Prep for study – with OneNote

Since completing an undergraduate degree in 2016 I’ve been preparing for MA study at the Open University. As the first module guidance suggests reflecting on study via blogging I’m starting with a post about my preparation.

I’m finding Microsoft OneNote an excellent tool for recording detailed summaries of (hopefully relevant) books that I’ve been reading.  I’ve created sections to represent different books and pages for each chapter within the book.  As it stores the data in the cloud it’s also great for working in multiple locations.


Creating notes is a good way of digesting the contents and also produces a personalised reference source.  I’m hoping that the detailed index of ideas and summary text will be beneficial when I come to re-visit the books in preparation for specific assignments!


Referencing with Word

ReferencesI’ve been trying out a new tool … and created this Microsoft ‘Sway’ presentation to show how to use Microsoft Word to manage references and citations in your documents.  These tips may save you time and help to reduce errors – they did for me.
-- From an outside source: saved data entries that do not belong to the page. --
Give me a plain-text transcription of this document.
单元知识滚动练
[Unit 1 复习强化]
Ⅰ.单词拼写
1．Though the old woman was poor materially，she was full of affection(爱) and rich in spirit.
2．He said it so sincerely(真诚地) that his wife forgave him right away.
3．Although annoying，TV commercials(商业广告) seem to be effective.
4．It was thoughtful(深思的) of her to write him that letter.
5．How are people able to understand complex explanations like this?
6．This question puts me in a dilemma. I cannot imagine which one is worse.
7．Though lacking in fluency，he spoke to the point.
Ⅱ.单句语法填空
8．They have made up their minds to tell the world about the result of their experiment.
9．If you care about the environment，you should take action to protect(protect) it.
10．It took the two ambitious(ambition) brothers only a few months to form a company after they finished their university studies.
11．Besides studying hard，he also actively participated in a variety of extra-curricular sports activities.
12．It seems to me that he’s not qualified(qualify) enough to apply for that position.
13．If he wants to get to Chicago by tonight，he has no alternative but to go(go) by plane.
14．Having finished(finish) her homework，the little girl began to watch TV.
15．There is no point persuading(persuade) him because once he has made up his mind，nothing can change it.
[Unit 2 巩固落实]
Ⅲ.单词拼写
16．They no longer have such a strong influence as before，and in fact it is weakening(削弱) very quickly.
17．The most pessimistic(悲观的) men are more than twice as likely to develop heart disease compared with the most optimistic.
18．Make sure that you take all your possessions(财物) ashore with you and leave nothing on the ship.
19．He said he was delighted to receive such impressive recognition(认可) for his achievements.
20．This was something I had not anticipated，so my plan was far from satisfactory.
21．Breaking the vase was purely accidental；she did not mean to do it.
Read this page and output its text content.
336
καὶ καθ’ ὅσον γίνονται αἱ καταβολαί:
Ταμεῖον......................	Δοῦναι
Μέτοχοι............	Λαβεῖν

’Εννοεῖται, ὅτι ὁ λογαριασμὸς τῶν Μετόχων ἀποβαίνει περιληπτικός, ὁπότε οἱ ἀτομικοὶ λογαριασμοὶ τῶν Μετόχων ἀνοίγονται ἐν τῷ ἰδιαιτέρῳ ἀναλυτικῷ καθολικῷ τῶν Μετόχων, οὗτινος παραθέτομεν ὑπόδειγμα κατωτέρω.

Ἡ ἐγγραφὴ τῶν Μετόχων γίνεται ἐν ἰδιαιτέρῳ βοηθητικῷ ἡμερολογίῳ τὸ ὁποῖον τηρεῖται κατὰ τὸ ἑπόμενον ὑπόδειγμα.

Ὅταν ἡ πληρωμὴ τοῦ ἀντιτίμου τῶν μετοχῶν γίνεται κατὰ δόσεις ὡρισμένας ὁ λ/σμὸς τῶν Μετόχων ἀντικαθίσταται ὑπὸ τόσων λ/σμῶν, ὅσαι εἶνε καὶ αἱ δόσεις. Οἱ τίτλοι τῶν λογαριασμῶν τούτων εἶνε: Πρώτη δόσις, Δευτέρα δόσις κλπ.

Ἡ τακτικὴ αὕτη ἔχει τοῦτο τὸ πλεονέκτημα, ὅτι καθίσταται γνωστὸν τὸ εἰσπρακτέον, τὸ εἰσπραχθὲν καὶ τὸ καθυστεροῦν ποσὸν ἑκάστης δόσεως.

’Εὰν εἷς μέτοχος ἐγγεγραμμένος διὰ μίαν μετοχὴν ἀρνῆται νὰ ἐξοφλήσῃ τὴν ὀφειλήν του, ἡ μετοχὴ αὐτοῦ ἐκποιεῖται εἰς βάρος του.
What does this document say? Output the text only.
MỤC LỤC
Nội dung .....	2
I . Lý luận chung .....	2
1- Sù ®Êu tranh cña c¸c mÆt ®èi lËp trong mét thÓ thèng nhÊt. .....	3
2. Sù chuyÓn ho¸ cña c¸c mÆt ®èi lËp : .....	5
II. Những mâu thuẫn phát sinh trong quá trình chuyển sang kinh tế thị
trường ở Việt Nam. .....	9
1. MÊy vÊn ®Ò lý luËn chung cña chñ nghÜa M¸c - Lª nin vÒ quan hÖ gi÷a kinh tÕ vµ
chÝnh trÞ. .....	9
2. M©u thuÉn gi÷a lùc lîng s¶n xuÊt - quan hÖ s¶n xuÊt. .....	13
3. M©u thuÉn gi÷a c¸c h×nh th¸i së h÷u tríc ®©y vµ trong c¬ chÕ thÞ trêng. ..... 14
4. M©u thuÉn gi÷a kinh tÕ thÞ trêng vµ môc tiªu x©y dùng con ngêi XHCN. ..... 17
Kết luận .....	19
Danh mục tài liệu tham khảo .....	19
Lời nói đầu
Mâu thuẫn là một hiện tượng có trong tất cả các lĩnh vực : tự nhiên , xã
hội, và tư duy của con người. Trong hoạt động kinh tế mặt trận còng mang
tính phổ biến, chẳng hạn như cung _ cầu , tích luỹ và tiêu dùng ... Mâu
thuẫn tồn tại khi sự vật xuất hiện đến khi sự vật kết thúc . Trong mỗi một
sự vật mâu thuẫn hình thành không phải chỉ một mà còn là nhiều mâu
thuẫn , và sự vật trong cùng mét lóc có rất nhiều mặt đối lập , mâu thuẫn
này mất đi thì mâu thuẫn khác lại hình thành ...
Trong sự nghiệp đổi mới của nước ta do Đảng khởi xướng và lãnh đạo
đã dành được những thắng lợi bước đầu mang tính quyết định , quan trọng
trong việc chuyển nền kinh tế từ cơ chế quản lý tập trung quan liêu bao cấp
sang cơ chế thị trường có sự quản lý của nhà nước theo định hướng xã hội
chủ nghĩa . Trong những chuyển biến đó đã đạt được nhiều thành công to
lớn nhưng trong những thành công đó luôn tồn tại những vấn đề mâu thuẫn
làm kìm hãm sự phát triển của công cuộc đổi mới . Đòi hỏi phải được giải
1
LINK: View the Sway presentation – using MS Word for referencing

RE: Open University (OU) referencing format:

The OU version of Harvard referencing – which I am now using – is different from the reference list output produced by Microsoft’s Harvard settings.  However, the other benefits still make it good to use:

  • you collect the source referencing data correctly as you write (or at least sufficient to find it again),
  • your inline citation text is formatted and easy to spot,
  • the reference list is automatically updatable,
  • at the end of the writing process you can see at a glance which sources are in use and which have been edited out.

Reformatting to meet OU referencing criteria means that after the final edit, you need to manually copy and paste the reference list and make the minor alterations necessary to reformat in the OU style (according to the OU guidance document).

Also note that an OU module guide that I read stated that for secondary referencing (which is demonstrated in the Sway presentation) you should not list the original source in the reference list as it would imply that the original source had been read.

Other comment:  Microsoft Sway is a very visual tool.  Since recently studying the topic of accessibility in learning, and without re-visiting this tool to study it further, I think that I probably won’t use it again to distribute information.